Squirrel season opened Friday the 15, the 15th is when the season opened since a long time ago as a boy hanging on dads knees as he waded the deep grasses of fence rows and other places small game he hunted hung out. 


The 15th is also the opening day of fire arm deer season in November here so there is some thing about the 15th Me thinks.


As a young 10 year old I was allowed to hunt small game alone, back in those days the Partridge was on a huge up cycle. I really believe it was because of the clear cutting all the wood lots back then for timber and pulp wood for the rest. That resulted in berry bushes to come up like crazy and small popple trees and others providing cover and food. Any way opening day from 1960 to 1989 would find me in those same woods hunting Pats as we called them. About 1975 the populations we found were dropping and we didn’t get as many flushes a day as we once did. We had sections of the wood lot clear cut again and my brother says he is flushing pats nearly as often as we once did in the mid 1960.


But today I look forward to small game season, not for those pats as I once did but for the squirrels. Squirrels were on the slim side last year but so were the Acorns, and Hickory nuts, the farmer also had planted Soy beans in the fields around me so the stand by corn wasn’t there to support the squirrels. 


I have joked I saw squirrels by the hundreds with a vagabond pack heading across fields to wood lots near corn fields last year.

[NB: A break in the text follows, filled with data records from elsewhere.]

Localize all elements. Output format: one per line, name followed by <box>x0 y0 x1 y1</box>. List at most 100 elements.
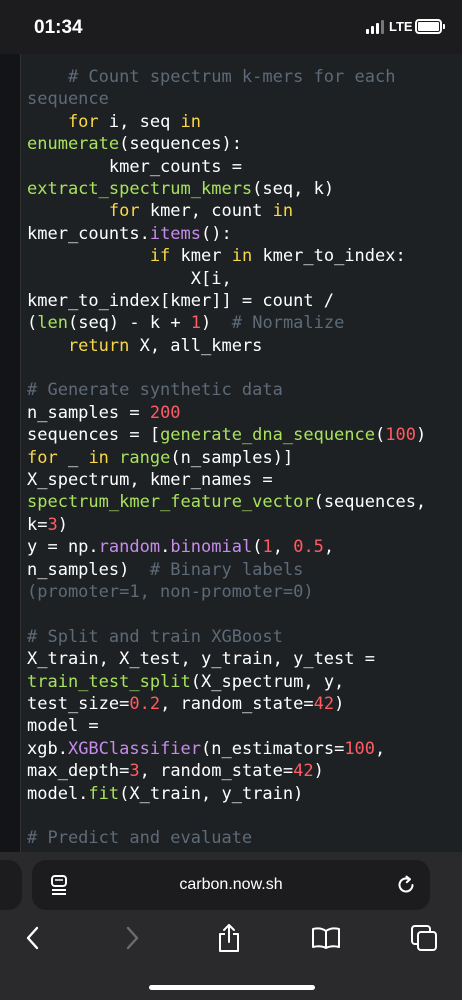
code-token-name: xgb. <box>27 738 68 759</box>
code-token-name: model. <box>27 783 89 804</box>
code-token-num: 0.2 <box>129 693 161 714</box>
code-token-func: train_test_split <box>27 671 191 692</box>
code-token-name: X_spectrum, kmer_names = <box>27 470 273 491</box>
network-type-label: LTE <box>389 19 413 34</box>
code-token-name: kmer_counts <box>27 156 232 177</box>
code-token-name: ( <box>27 313 38 334</box>
code-token-comment: # Generate synthetic data <box>27 380 283 401</box>
code-token-name <box>109 448 119 468</box>
code-token-keyword: for <box>27 111 99 132</box>
code-token-name: kmer_to_index[kmer]] = count / <box>27 290 335 311</box>
code-token-name: (seq) - k + <box>67 313 191 334</box>
code-line: (promoter=1, non-promoter=0) <box>27 581 457 603</box>
code-line: sequences = [generate_dna_sequence(100) <box>27 424 457 446</box>
code-line: max_depth=3, random_state=42) <box>27 760 457 782</box>
code-token-keyword: in <box>88 447 109 468</box>
code-token-keyword: return <box>27 335 130 356</box>
code-line: if kmer in kmer_to_index: <box>27 245 457 267</box>
code-token-name: X_train, X_test, y_train, y_test = <box>27 649 375 670</box>
code-token-name: i, seq <box>98 111 181 132</box>
code-line: # Count spectrum k-mers for each <box>27 66 457 88</box>
code-line: (len(seq) - k + 1) # Normalize <box>27 312 457 334</box>
code-token-name: , random_state= <box>139 761 294 782</box>
code-block[interactable]: # Count spectrum k-mers for each sequence… <box>27 66 457 850</box>
code-line: xgb.XGBClassifier(n_estimators=100, <box>27 738 457 760</box>
share-button[interactable] <box>209 920 249 956</box>
code-token-attr: binomial <box>170 537 253 558</box>
code-token-keyword: for <box>27 447 58 468</box>
forward-button[interactable] <box>112 920 152 956</box>
code-line: for _ in range(n_samples)] <box>27 447 457 469</box>
code-token-comment: # Normalize <box>231 313 345 334</box>
bookmarks-button[interactable] <box>306 920 346 956</box>
forward-chevron-icon <box>126 926 139 950</box>
code-line: enumerate(sequences): <box>27 133 457 155</box>
code-token-name: kmer, count <box>139 201 273 222</box>
code-token-name: . <box>160 537 171 558</box>
home-indicator <box>149 985 315 990</box>
code-token-name: _ <box>57 447 89 468</box>
code-token-name: , <box>375 738 386 759</box>
cellular-signal-icon <box>366 20 386 34</box>
code-token-name: ( <box>252 537 263 558</box>
code-line: spectrum_kmer_feature_vector(sequences, <box>27 491 457 513</box>
code-line: X_spectrum, kmer_names = <box>27 469 457 491</box>
code-line: return X, all_kmers <box>27 335 457 357</box>
code-token-name: test_size= <box>27 693 130 714</box>
code-line: X[i, <box>27 268 457 290</box>
battery-icon <box>415 19 442 34</box>
code-line: for i, seq in <box>27 111 457 133</box>
share-icon <box>219 924 239 952</box>
code-token-keyword: in <box>231 246 253 267</box>
code-token-num: 3 <box>129 761 140 782</box>
code-token-keyword: in <box>272 201 294 222</box>
code-token-name: (): <box>201 223 232 244</box>
code-line: kmer_counts.items(): <box>27 223 457 245</box>
code-token-name: kmer <box>170 246 232 267</box>
code-token-name: = <box>231 156 242 177</box>
code-token-name: ) <box>201 313 232 334</box>
code-token-name: ( <box>375 425 386 446</box>
code-token-keyword: for <box>27 201 140 222</box>
code-token-name: ) <box>57 514 68 535</box>
code-token-builtin: enumerate <box>27 134 120 155</box>
url-text[interactable]: carbon.now.sh <box>32 860 430 910</box>
code-token-name: max_depth= <box>27 761 130 782</box>
code-token-name: n_samples = <box>27 402 150 423</box>
code-line: # Predict and evaluate <box>27 827 457 849</box>
code-token-name: kmer_to_index: <box>252 246 406 267</box>
battery-tip <box>443 24 445 29</box>
reload-icon[interactable] <box>396 875 416 895</box>
code-token-attr: items <box>149 223 202 244</box>
code-token-name: (sequences, <box>313 492 427 513</box>
code-line: # Generate synthetic data <box>27 379 457 401</box>
tabs-button[interactable] <box>404 920 444 956</box>
code-token-attr: random <box>98 537 161 558</box>
code-token-name: ) <box>334 693 345 714</box>
code-token-num: 42 <box>293 761 314 782</box>
previous-tab-pill[interactable] <box>0 860 22 910</box>
code-token-comment: # Count spectrum k-mers for each <box>27 67 396 87</box>
code-token-num: 200 <box>149 402 181 423</box>
code-token-name: , random_state= <box>160 693 314 714</box>
code-token-name: y = np. <box>27 537 99 558</box>
code-line: for kmer, count in <box>27 200 457 222</box>
bookmarks-icon <box>312 927 340 949</box>
code-token-name: kmer_counts. <box>27 223 150 244</box>
code-token-name: X, all_kmers <box>129 335 263 356</box>
code-token-keyword: in <box>180 111 202 132</box>
code-token-attr: XGBClassifier <box>67 738 202 759</box>
code-token-name: (n_samples)] <box>170 447 294 468</box>
code-line: sequence <box>27 88 457 110</box>
code-token-name: (X_spectrum, y, <box>190 671 345 692</box>
code-token-num: 1 <box>190 313 202 334</box>
code-token-num: 100 <box>344 738 376 759</box>
back-button[interactable] <box>13 920 53 956</box>
code-token-name: , <box>272 537 294 558</box>
address-bar[interactable]: carbon.now.sh <box>32 860 430 910</box>
code-token-func: fit <box>88 783 120 804</box>
code-token-name: model = <box>27 716 99 737</box>
code-line: n_samples) # Binary labels <box>27 559 457 581</box>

But that was only a joke but I didn’t see near as many squirrels as in the past.


This year it is different lots of acorns and hickory nuts so heavy in the trees some branches are breaking off and falling. Many are saging really bad too, due to the amount of nuts in a tree.


Friday I had to do some work, Saturday we attended a car show so Sunday was the first chance I could get out.

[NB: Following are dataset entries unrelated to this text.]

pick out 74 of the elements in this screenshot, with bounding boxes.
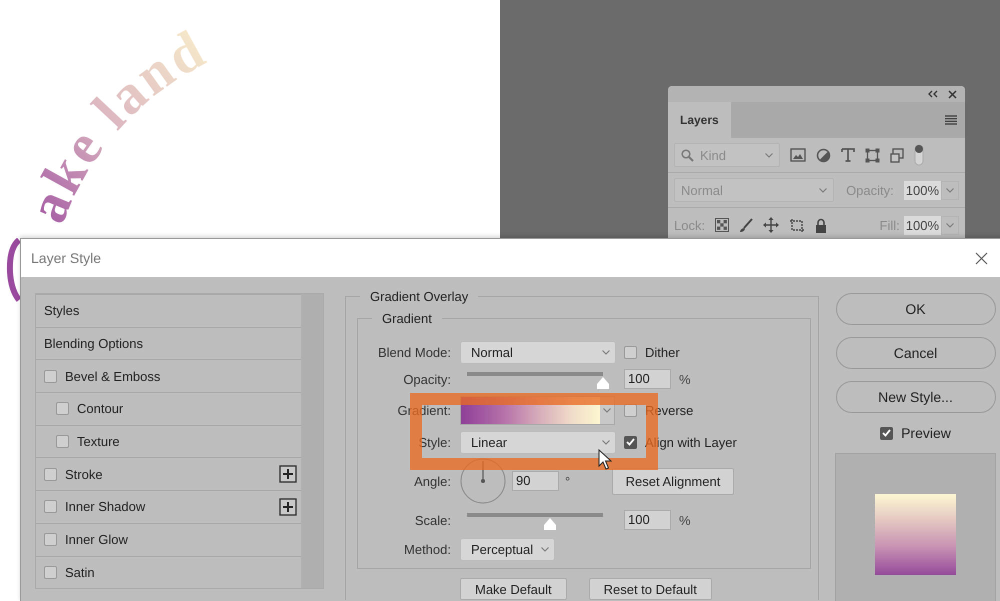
close-icon[interactable] [948, 90, 957, 98]
percent-unit: % [679, 512, 691, 528]
collapse-icon[interactable] [928, 90, 938, 98]
checkbox[interactable] [44, 500, 57, 514]
plus-icon[interactable] [279, 465, 297, 484]
checkbox[interactable] [44, 370, 57, 383]
style-list-item[interactable]: Bevel & Emboss [36, 359, 301, 392]
style-list-item[interactable]: Inner Shadow [36, 490, 301, 523]
chevron-down-icon [602, 440, 610, 444]
style-list-item[interactable]: Stroke [36, 457, 301, 490]
layers-tab[interactable]: Layers [668, 102, 731, 138]
type-icon[interactable] [841, 148, 855, 162]
default-button[interactable]: Reset to Default [588, 578, 712, 600]
close-icon[interactable] [975, 252, 988, 264]
chevron-down-icon [946, 222, 954, 228]
degree-unit: ° [565, 474, 570, 488]
chevron-down-icon [819, 188, 828, 192]
slider-thumb[interactable] [596, 377, 610, 389]
opacity-field[interactable]: 100% [904, 180, 941, 200]
shape-icon[interactable] [865, 148, 880, 162]
default-button[interactable]: Make Default [460, 578, 567, 600]
section-title: Gradient Overlay [360, 289, 478, 304]
checkbox[interactable] [624, 346, 637, 358]
checker-icon[interactable] [715, 218, 730, 232]
style-list-item[interactable]: Contour [36, 392, 301, 425]
checkbox[interactable] [880, 426, 894, 440]
dropdown-button[interactable] [941, 180, 959, 200]
dropdown-button[interactable] [941, 216, 959, 234]
scale-label: Scale: [414, 512, 451, 528]
image-icon[interactable] [790, 148, 806, 162]
fill-field[interactable]: 100% [904, 216, 941, 234]
angle-label: Angle: [413, 474, 451, 488]
reset-alignment-button[interactable]: Reset Alignment [612, 468, 734, 494]
chevron-down-icon [765, 152, 773, 158]
checkbox[interactable] [44, 468, 57, 481]
scale-field[interactable]: 100 [624, 510, 671, 530]
style-list-item[interactable]: Texture [36, 424, 301, 458]
brush-icon[interactable] [739, 218, 754, 232]
checkbox[interactable] [56, 435, 69, 448]
chevron-down-icon [946, 188, 954, 192]
filter-toggle-icon[interactable] [914, 144, 924, 166]
half-circle-icon[interactable] [816, 148, 831, 162]
dialog-button[interactable]: OK [836, 293, 996, 325]
dither-label: Dither [645, 344, 680, 360]
lock-icon[interactable] [815, 218, 828, 232]
percent-unit: % [679, 372, 691, 386]
menu-icon[interactable] [945, 115, 957, 125]
checkbox[interactable] [44, 533, 57, 546]
group-title: Gradient [372, 311, 442, 326]
letter-stroke [6, 238, 20, 302]
chevron-down-icon [541, 546, 549, 552]
checkbox[interactable] [624, 436, 637, 448]
checkbox[interactable] [56, 402, 69, 416]
pointer-cursor-icon [598, 449, 612, 471]
move-icon[interactable] [763, 217, 780, 233]
search-icon [681, 148, 694, 162]
dialog-title: Layer Style [31, 250, 102, 266]
plus-icon[interactable] [279, 498, 297, 516]
blend-mode-dropdown[interactable]: Normal [460, 340, 616, 364]
checkbox[interactable] [44, 566, 57, 579]
dialog-button[interactable]: Cancel [836, 337, 996, 369]
method-label: Method: [403, 542, 451, 556]
blend-mode-label: Blend Mode: [377, 344, 451, 360]
dialog-button[interactable]: New Style... [836, 381, 996, 413]
style-list-item[interactable]: Satin [36, 556, 301, 588]
chevron-down-icon [603, 408, 611, 412]
opacity-field[interactable]: 100 [624, 369, 671, 389]
style-dropdown[interactable]: Linear [460, 430, 616, 454]
style-list-item[interactable]: Inner Glow [36, 522, 301, 556]
chevron-down-icon [602, 350, 610, 354]
preview-label: Preview [901, 425, 951, 441]
angle-field[interactable]: 90 [512, 471, 559, 491]
opacity-label: Opacity: [402, 372, 451, 386]
method-dropdown[interactable]: Perceptual [460, 538, 555, 560]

I chose the Hornet with my hand loaded 22Lr speed ammo for the hunt. OH was not really a hunt more like a sniping session, go find a spot and sit. Half an hour and I had my limit of 5 and had not moved from that one spot.


Hope to have bacon wrapped baked squirrel for dinner today. 
I have to tell all the people who are city slickers and have taken up city slicker ways that dinner is the mid day meal at home, Lunch is the mid day meal at work or out fishing or hunting away from home and the evening meal is supper.


 Al


----------



## MechanicMatt (Sep 30, 2017)

Tomorrow is opening day of bow season, Can NOT wait!!!


----------



## 2lungs (Oct 21, 2017)

alleyyooper said:


> Squirrel season opened Friday the 15, the 15th is when the season opened since a long time ago as a boy hanging on dads knees as he waded the deep grasses of fence rows and other places small game he hunted hung out.
> 
> 
> The 15th is also the opening day of fire arm deer season in November here so there is some thing about the 15th Me thinks.
> ...


When I was a kid here in Mi. in the 60's squirrel season started oct 20 or 21 and didn't last very long like it does these days . Sure still enjoy hunting and eating them tree rats


----------